Abstract

Objects classification or object detection is one of the most challenging tasks in computer vision. Digital images taken of real-life scenes capture objects at different positions, rotations and scales. Furthermore, variations in lighting, shape, color and texture within the same class make object classification a huge obstacle for computer vision algorithms. The most robust methodologies related to variations in lighting, rotation, color and scale, are based on “key points” localization, followed by applying a local descriptor to each surrounding region. Researchers have used various methods for detecting key points and have applied various local descriptors. Of these, the Scale-Invariant Feature Transform (SIFT), Speeded Up Robust Features (SURF) and Center-Symmetric Local Binary Pattern (CS-LBP) methods have obtained good performance and are associated with clustering algorithms or histogram representation based on independent features (Bag of Features (BoF)). In the BoF approach, the visual codebook extracted around the “key points” regions can effectively describe objects by their appearance based on local texture analysis. Recently, we proposed two new texture descriptors for object detection based on the Local Mapped Pattern (LMP) approach. The Mean-Local Mapped Pattern (M-LMP) and the Center Symmetric Local Mapped Pattern (CS-LMP) exhibit better performance than SIFT and CS-LBP, but prior results have shown that the size of descriptors could be reduced without loss of sensitivity. In this paper, we investigated reducing the size of the M-LMP descriptor and then evaluating its performance for object classification by a Support Vector Machine (SVM) classifier.
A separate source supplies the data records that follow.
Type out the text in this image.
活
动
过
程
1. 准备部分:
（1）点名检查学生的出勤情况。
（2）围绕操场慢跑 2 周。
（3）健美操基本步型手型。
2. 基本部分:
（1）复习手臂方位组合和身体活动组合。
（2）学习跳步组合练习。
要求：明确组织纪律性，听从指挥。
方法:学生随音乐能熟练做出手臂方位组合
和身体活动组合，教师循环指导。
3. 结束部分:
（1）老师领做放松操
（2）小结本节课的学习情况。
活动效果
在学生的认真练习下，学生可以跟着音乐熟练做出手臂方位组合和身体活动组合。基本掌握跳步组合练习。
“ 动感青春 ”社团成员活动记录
In our experiments, we implemented an object recognition system based on the M-LMP reduced descriptor, and compared our results against the SIFT, Local Intensity Order Pattern (LIOP) and CS-LMP descriptors. The object classification results were analyzed using a BoF model and a SVM classifier, with the result that performance using the reduced descriptor is better than the other three well-known methods tested and also requires less processing time.